Welche Möglichkeiten haben die Medienhäuser in Zeiten massiver Sparrunden, um teure KI-Infrastrukturen aufzubauen?
Daniel Vogler: «Mehr Kooperationen innerhalb der Branche wären hier durchaus denkbar. Viele der befragten Journalistinnen und Journalisten sehen dies so. Zugleich ist uns jedoch bewusst, dass gerade solche Initiativen in der Praxis schwer umzusetzen sind.»

Sie haben Medienschaffende zu KI befragt, die Ergebnisse sind im Jahrbuch «Qualität der Medien» erschienen. Wo klaffen Anspruch und Realität im Umgang mit KI aus Sicht der Journalisten und Journalistinnen am weitesten auseinander?
Vogler
: «Insgesamt zeichnen unsere Daten ein ambivalentes Bild. Einerseits nutzt eine klare Mehrheit der Schweizer Journalistinnen und Journalisten KI-Tools und empfindet sie als hilfreich. Andererseits werden weder Effizienz- noch Qualitätsgewinne wirklich positiv bewertet. Die Mehrheit der Befragten berichtet zudem, es gäbe in ihrer Redaktion beim KI-Einsatz keine systematischen Massnahmen der Qualitätssicherung oder dass sie diese nicht kennen. Auch die Auswirkungen auf die Medienqualität werden überwiegend kritisch gesehen. Befürchtet wird etwa, dass der KI-Einsatz im Schweizer Journalismus die Verbreitung von Falschinformationen begünstigt oder zur Angleichung von Inhalten führt. Diese kritische Sichtweise findet man nicht nur bei Medienschaffenden, sondern auch beim Publikum.»

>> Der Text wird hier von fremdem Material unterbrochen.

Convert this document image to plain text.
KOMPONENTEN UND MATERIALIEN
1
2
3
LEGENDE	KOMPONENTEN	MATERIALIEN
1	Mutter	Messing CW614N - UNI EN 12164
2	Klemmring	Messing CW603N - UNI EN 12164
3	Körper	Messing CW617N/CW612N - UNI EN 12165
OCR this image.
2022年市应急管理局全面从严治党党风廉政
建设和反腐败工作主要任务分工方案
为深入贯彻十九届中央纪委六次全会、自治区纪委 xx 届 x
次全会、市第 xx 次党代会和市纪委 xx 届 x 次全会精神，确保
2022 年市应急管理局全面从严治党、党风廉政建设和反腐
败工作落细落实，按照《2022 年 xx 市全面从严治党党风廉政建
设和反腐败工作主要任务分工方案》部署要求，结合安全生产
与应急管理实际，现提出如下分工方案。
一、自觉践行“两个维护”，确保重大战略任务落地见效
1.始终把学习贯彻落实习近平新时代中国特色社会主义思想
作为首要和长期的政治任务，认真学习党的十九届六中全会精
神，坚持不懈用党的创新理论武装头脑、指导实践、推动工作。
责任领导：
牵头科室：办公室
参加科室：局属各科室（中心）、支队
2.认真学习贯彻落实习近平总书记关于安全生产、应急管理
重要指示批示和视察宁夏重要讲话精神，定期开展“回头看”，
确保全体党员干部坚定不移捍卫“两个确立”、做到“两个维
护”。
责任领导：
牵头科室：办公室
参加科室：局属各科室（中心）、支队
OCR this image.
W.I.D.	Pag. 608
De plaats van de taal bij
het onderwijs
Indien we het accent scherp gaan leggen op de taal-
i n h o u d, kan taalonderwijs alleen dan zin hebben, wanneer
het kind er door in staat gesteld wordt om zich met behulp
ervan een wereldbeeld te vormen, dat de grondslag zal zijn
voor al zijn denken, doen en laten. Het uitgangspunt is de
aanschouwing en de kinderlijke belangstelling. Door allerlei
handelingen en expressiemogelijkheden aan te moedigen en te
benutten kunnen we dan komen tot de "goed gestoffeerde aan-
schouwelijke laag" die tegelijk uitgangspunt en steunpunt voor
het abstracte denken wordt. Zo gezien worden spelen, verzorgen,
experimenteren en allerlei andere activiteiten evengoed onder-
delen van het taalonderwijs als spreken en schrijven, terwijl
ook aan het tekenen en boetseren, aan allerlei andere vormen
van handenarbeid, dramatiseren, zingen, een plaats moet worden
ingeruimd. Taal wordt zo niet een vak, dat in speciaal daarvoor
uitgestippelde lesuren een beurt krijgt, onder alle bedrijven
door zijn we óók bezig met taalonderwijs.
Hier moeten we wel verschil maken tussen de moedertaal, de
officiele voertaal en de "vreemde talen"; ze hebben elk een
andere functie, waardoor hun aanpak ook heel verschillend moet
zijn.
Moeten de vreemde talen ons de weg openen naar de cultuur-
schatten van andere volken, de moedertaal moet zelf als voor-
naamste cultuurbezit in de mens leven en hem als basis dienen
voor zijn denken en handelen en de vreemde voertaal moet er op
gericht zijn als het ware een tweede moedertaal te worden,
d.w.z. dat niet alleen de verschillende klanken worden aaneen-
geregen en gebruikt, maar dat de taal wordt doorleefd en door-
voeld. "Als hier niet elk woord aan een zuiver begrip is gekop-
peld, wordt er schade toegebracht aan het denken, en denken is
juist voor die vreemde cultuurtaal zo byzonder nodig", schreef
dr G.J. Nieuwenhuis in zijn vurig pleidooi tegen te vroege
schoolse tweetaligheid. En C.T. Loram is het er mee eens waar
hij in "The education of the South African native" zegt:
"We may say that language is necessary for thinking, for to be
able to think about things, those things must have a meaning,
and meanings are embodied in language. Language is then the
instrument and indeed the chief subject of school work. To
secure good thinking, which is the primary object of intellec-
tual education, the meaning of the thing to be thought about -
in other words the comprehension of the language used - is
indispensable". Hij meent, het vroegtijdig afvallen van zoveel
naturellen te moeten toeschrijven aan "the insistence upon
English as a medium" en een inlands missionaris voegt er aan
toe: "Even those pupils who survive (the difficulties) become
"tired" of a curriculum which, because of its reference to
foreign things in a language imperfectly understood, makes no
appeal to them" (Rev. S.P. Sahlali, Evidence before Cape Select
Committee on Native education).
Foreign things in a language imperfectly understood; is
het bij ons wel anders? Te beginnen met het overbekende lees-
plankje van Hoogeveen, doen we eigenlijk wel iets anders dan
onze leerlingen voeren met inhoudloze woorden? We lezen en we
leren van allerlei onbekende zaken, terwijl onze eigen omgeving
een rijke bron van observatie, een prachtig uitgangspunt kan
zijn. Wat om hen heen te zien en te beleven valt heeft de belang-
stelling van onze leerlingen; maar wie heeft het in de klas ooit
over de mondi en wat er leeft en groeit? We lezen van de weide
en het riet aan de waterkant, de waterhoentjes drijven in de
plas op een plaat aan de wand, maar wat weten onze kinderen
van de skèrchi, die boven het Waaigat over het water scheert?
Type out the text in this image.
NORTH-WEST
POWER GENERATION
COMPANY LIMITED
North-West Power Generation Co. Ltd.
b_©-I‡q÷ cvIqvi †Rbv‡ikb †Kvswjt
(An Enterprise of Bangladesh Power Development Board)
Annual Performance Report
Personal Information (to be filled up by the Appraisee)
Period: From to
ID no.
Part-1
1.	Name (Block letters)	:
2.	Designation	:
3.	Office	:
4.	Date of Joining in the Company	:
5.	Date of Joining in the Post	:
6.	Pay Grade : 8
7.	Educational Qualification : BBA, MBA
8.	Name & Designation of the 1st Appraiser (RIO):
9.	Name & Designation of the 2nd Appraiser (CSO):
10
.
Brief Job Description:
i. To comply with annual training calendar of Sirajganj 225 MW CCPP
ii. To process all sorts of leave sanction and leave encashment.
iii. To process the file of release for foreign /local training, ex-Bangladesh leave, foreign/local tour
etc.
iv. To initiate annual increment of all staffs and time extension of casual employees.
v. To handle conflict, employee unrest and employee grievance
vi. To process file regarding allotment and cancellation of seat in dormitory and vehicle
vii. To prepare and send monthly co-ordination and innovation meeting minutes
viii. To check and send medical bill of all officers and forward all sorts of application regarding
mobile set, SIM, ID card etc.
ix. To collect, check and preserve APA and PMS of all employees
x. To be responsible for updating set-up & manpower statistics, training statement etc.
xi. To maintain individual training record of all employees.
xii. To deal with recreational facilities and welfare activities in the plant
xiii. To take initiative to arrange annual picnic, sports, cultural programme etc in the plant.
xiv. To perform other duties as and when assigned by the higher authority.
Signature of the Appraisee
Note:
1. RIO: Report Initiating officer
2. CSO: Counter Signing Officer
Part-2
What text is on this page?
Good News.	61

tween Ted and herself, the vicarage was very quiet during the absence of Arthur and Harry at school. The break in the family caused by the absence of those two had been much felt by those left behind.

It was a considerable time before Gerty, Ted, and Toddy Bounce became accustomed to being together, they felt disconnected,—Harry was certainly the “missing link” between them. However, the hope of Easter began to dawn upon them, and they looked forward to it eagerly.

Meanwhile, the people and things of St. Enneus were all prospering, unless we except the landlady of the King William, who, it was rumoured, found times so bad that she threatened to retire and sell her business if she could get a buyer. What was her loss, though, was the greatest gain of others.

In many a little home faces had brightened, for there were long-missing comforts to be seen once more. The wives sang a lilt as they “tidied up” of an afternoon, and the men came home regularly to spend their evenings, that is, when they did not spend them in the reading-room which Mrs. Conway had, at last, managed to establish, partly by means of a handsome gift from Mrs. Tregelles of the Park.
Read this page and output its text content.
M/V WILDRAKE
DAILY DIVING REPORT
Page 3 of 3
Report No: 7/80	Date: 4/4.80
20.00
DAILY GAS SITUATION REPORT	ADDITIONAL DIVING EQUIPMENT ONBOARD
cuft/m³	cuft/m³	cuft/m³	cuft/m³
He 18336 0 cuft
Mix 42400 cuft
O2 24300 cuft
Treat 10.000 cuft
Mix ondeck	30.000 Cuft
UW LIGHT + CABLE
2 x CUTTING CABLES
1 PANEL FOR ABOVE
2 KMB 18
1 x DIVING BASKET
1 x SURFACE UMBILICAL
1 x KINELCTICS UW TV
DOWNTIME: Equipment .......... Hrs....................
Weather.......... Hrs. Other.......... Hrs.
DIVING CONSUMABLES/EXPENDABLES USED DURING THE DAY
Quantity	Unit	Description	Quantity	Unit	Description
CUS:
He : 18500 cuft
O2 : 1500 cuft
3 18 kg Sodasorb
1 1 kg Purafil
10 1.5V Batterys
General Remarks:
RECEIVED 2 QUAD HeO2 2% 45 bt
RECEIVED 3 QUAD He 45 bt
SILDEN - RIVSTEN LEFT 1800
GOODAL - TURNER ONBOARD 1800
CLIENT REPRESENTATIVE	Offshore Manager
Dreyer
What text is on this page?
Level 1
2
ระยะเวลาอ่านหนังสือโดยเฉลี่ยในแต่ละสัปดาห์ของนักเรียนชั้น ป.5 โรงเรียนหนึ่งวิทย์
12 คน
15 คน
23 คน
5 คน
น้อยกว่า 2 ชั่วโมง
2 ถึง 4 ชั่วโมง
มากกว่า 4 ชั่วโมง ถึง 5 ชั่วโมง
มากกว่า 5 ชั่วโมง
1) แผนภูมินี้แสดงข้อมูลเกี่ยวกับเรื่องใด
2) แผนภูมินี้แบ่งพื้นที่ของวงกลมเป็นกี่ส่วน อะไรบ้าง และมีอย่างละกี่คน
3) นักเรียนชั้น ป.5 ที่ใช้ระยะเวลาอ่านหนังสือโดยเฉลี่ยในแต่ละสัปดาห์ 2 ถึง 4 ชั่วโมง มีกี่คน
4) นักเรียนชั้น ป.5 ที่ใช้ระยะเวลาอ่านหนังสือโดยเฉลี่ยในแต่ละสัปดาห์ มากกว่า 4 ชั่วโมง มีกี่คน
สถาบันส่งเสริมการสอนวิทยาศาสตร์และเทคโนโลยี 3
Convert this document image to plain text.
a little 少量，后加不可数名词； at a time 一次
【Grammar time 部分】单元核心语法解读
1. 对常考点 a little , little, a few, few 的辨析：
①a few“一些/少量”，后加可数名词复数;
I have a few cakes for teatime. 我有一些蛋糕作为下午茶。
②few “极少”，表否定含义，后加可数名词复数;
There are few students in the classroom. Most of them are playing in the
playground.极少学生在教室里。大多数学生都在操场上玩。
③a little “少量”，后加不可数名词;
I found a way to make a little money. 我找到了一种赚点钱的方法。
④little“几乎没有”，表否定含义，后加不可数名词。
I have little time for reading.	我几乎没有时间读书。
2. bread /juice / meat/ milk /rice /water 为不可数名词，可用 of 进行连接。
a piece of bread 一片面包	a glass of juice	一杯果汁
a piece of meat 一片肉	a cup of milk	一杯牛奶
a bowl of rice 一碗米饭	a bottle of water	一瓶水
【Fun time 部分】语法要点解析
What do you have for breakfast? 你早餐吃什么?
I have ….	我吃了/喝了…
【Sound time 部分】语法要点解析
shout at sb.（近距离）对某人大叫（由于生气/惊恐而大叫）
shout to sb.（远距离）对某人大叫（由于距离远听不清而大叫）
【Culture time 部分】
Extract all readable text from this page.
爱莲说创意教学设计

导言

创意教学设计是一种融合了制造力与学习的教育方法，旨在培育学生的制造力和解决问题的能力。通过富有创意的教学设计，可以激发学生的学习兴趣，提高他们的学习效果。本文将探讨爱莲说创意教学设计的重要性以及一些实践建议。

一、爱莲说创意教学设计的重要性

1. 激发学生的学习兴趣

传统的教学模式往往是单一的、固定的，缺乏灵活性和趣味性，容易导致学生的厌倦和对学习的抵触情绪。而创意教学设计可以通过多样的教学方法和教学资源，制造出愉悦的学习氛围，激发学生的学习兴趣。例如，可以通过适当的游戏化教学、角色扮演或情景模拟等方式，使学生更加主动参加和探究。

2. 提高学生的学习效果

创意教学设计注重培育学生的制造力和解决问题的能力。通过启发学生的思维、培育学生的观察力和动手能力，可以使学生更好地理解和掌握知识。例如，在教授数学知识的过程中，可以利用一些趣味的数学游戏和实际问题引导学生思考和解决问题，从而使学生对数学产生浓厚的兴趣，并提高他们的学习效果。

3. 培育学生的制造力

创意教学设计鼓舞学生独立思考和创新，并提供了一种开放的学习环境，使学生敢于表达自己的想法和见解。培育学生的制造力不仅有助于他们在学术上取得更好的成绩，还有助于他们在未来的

In Deutschland existiert mit dem «AI for Media Network» bereits ein Zusammenschluss. Warum hinkt die Schweiz hier hinterher?
Daniel Vogler: «Das ‚AI for Media Network‘ ist eine spannende Initiative, gerade weil der Fokus auf Medienqualität beim Einsatz von KI liegt. Ob die Schweiz hier tatsächlich hinterherhinkt, lässt sich aber schwer sagen. Derzeit wird intensiv über KI diskutiert, beispielsweise in Workshops, auf Podien und bei Branchenevents. Ein übergeordnetes Netzwerk ist aber hierzulande noch nicht daraus entstanden.»

Die Medien-User sind gegenüber KI im Journalismus skeptisch. Könnte der KI-Einsatz das ohnehin schon angeschlagene Medienvertrauen weiter untergraben?
Vogler: «Diese Gefahr besteht tatsächlich – insbesondere dann, wenn sich vermehrt Fehler einschleichen, die auch vom Publikum wahrgenommen werden. In unserer Studie geben 15% der befragten Medienschaffenden an, dass KI in ihrer Redaktion bereits zu Fehlern geführt hat. Erschwerend kommt hinzu, dass viele Journalistinnen und Journalisten wahrnehmen, dass sie kaum Zeit haben, KI-Inhalte zu überprüfen. Konkrete Beispiele wurden bislang, abgesehen von wenigen Ausnahmen, jedoch kaum öffentlich diskutiert. Sollten solche Fehler zunehmen, droht das Vertrauen in die Berichterstattung – und in den Journalismus insgesamt – Schaden zu nehmen.»